In early February, the United States shot down a Chinese surveillance balloon off the coast of South Carolina. China’s response was angry and defiant: an official spokesperson accused Washington of frequently flying its own spy balloons over Chinese territory and said the United States should “reflect on itself and change course, rather than smear and instigate a confrontation.”
This kind of tit-for-tat response is becoming increasingly commonplace as China’s power grows. In domains as diverse as international trade, human rights, maritime law, and military surveillance, Beijing has accused the United States of hypocrisy and double standards—while responding in kind to Washington’s moves. The allegation in each case is broadly the same: the United States does not adhere to the rules of its own so-called rules-based, liberal international order and therefore cannot legitimately criticize China for acting similarly.

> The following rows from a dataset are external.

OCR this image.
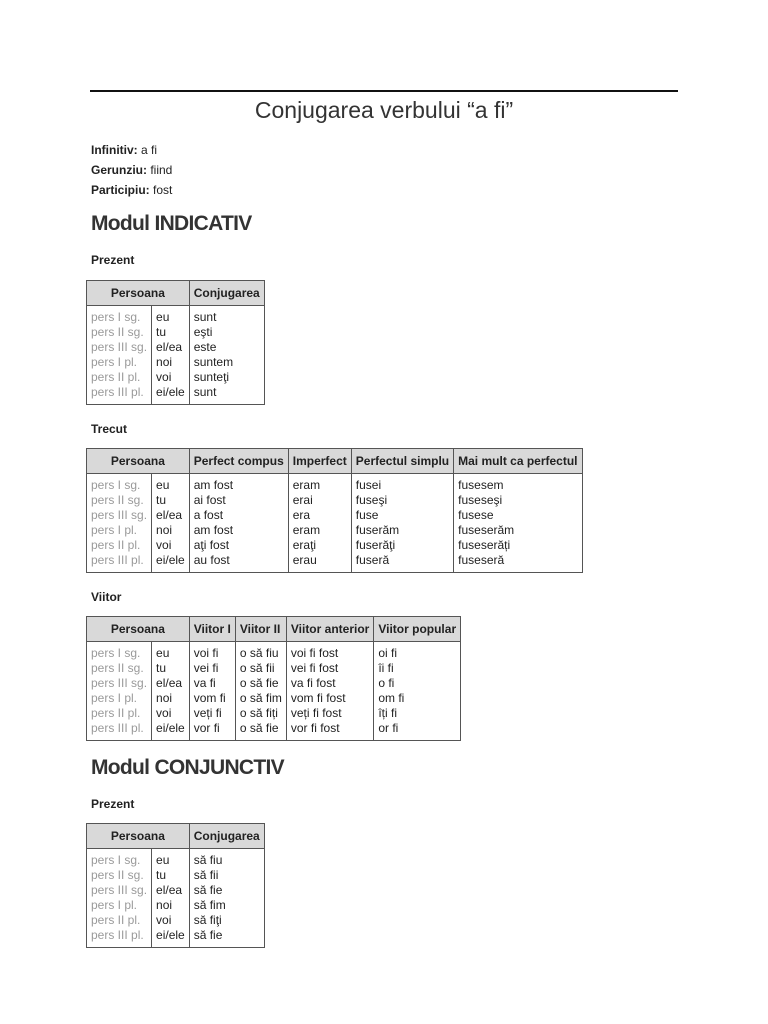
Conjugarea verbului “a fi”
Infinitiv: a fi
Gerunziu: fiind
Participiu: fost
Modul INDICATIV
Prezent
Persoana		Conjugarea
pers I sg.	eu	sunt
pers II sg.	tu	eşti
pers III sg.	el/ea	este
pers I pl.	noi	suntem
pers II pl.	voi	sunteţi
pers III pl.	ei/ele	sunt
Trecut
Persoana		Perfect compus	Imperfect	Perfectul simplu	Mai mult ca perfectul
pers I sg.	eu	am fost	eram	fusei	fusesem
pers II sg.	tu	ai fost	erai	fuseşi	fuseseşi
pers III sg.	el/ea	a fost	era	fuse	fusese
pers I pl.	noi	am fost	eram	fuserăm	fuseserăm
pers II pl.	voi	aţi fost	eraţi	fuserăţi	fuseserăți
pers III pl.	ei/ele	au fost	erau	fuseră	fuseseră
Viitor
Persoana		Viitor I	Viitor II	Viitor anterior	Viitor popular
pers I sg.	eu	voi fi	o să fiu	voi fi fost	oi fi
pers II sg.	tu	vei fi	o să fii	vei fi fost	îi fi
pers III sg.	el/ea	va fi	o să fie	va fi fost	o fi
pers I pl.	noi	vom fi	o să fim	vom fi fost	om fi
pers II pl.	voi	veți fi	o să fiți	veți fi fost	îți fi
pers III pl.	ei/ele	vor fi	o să fie	vor fi fost	or fi
Modul CONJUNCTIV
Prezent
Persoana		Conjugarea
pers I sg.	eu	să fiu
pers II sg.	tu	să fii
pers III sg.	el/ea	să fie
pers I pl.	noi	să fim
pers II pl.	voi	să fiţi
pers III pl.	ei/ele	să fie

China’s belligerence is risky for a country with a much weaker military and far fewer allies than the United States. Why then does Beijing persist in behaving this way? The answer can be found in a central yet often overlooked dynamic in great-power politics. Aside from the usual objectives of security and prosperity, rising powers value their status in the international order—the rules and institutions that regulate relations among states. The pursuit of status can motivate states to do striking things, such as pour billions into space programs, nuclear weapons, and grand sporting events.
For a rising power such as China, an intolerable sense of inequality is created when an established great power bends or breaks international rules without allowing Beijing the same privilege. China wants to be recognized as an equal of the world’s preeminent great power, the United States. Under some conditions, persistent inequality of this sort can lead a state to turn hostile toward those it sees as its oppressors.